Canada spied on communications at Brazil's Mining and Energy Ministry, according to Canadian intelligence documents
revealed by Brazil's Globo television channel.
The report, aired on Sunday night on Globo television, said the findings were based on documents leaked by former National Security Agency (NSA) contractor Edward Snowden.
According to Globo, Snowden obtained the documents at a June 2012 meeting of intelligence analysts from the United States, Canada, Britain, Australia and New Zealand, a group said to be called the "Five Eyes".
A Canadian software spying program named Olympia "mapped" the ministry's phone communications and computers with the goal of studying contacts "made with other groups, within and outside of Brazil, aside from Petrobras," Globo said.
Petrobras is the Brazil's state-run energy giant.
One of the documents shows a registry of calls from the ministry to other countries, including to the Quito, Ecuador-based Latin American Energy Organization (OLADE) and the Brazilian embassy in Peru.
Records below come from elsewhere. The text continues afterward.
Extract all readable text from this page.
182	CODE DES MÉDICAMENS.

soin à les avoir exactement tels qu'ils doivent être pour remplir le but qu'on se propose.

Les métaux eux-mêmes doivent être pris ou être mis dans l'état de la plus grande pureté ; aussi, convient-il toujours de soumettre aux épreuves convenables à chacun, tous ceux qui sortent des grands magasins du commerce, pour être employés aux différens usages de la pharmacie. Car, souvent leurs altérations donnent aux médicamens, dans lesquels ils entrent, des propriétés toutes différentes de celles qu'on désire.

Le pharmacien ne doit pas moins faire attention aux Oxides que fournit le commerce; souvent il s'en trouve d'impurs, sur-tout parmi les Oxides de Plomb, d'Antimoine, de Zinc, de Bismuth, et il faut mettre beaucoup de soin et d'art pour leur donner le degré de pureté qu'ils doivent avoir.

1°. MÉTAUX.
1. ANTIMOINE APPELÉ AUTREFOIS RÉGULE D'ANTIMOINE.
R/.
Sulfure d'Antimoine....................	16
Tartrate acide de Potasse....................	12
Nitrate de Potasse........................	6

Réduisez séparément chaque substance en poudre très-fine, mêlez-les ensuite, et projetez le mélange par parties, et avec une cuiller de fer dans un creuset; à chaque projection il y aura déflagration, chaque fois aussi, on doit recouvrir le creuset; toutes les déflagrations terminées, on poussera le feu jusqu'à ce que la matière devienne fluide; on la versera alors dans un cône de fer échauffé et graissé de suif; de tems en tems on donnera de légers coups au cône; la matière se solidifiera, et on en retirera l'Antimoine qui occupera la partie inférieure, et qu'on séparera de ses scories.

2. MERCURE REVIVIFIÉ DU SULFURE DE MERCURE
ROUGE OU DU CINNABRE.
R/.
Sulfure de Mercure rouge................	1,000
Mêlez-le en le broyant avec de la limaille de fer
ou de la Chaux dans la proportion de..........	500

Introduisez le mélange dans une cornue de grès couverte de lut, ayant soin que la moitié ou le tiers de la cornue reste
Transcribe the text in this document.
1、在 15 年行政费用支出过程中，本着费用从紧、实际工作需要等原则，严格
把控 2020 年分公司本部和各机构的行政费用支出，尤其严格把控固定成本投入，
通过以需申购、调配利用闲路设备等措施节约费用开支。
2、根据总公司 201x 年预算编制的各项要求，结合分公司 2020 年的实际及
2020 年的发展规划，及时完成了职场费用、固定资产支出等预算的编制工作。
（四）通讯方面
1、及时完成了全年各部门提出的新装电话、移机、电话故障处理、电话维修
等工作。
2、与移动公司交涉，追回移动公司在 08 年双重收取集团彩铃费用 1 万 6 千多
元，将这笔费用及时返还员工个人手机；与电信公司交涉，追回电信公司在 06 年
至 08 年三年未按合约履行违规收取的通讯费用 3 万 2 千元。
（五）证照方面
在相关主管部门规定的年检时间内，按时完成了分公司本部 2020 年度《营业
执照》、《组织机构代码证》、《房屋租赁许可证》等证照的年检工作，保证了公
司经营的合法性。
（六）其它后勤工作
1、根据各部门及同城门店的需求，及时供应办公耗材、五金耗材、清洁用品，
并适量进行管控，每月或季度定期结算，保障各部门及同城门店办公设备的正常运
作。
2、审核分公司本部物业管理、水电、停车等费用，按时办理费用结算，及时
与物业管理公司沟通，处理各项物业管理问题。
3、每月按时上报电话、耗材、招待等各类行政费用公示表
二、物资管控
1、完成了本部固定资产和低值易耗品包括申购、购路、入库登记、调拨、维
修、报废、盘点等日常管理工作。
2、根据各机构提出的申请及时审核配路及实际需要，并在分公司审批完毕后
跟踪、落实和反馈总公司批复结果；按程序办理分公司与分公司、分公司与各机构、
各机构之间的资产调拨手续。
Responding to the report, Mining and Energy Minister Edilson Lobao described the developments as "serious".
There are many Canadian businesses interested in doing business in our country. If that is where the interest in spying comes from, to help certain business interests, I cannot say.
"There are many Canadian businesses interested in doing business in our country. If that is where the interest in spying comes from, to help certain business interests, I cannot say," Lobao said.
The revelations is the latest evidence that Brazil has been a target for US, British and now Canadian spy agencies.
Earlier disclosures by Snowden that the United States spied on the same ministry, as well as on President Dilma Rousseff and her aides, have strained US-Brazilian ties.
The report said the so-called metadata of phone calls and emails from and to the Brazilian ministry were targeted by Canada's Communications Security Establishment.
The report did not indicate if emails were read or phone calls listened to.
American journalist Glenn Greenwald worked with Globo on its report.
Greenwald broke the first stories about the NSA's global spy program focusing on internet traffic and phone calls.
Thirty-year-old Snowden is wanted by the United States after revealing details of a massive NSA electronic surveillance program.
Snowden spent more than a month in transit in Moscow's Sheremetyevo airport before slipping into Russia where he was granted asylum.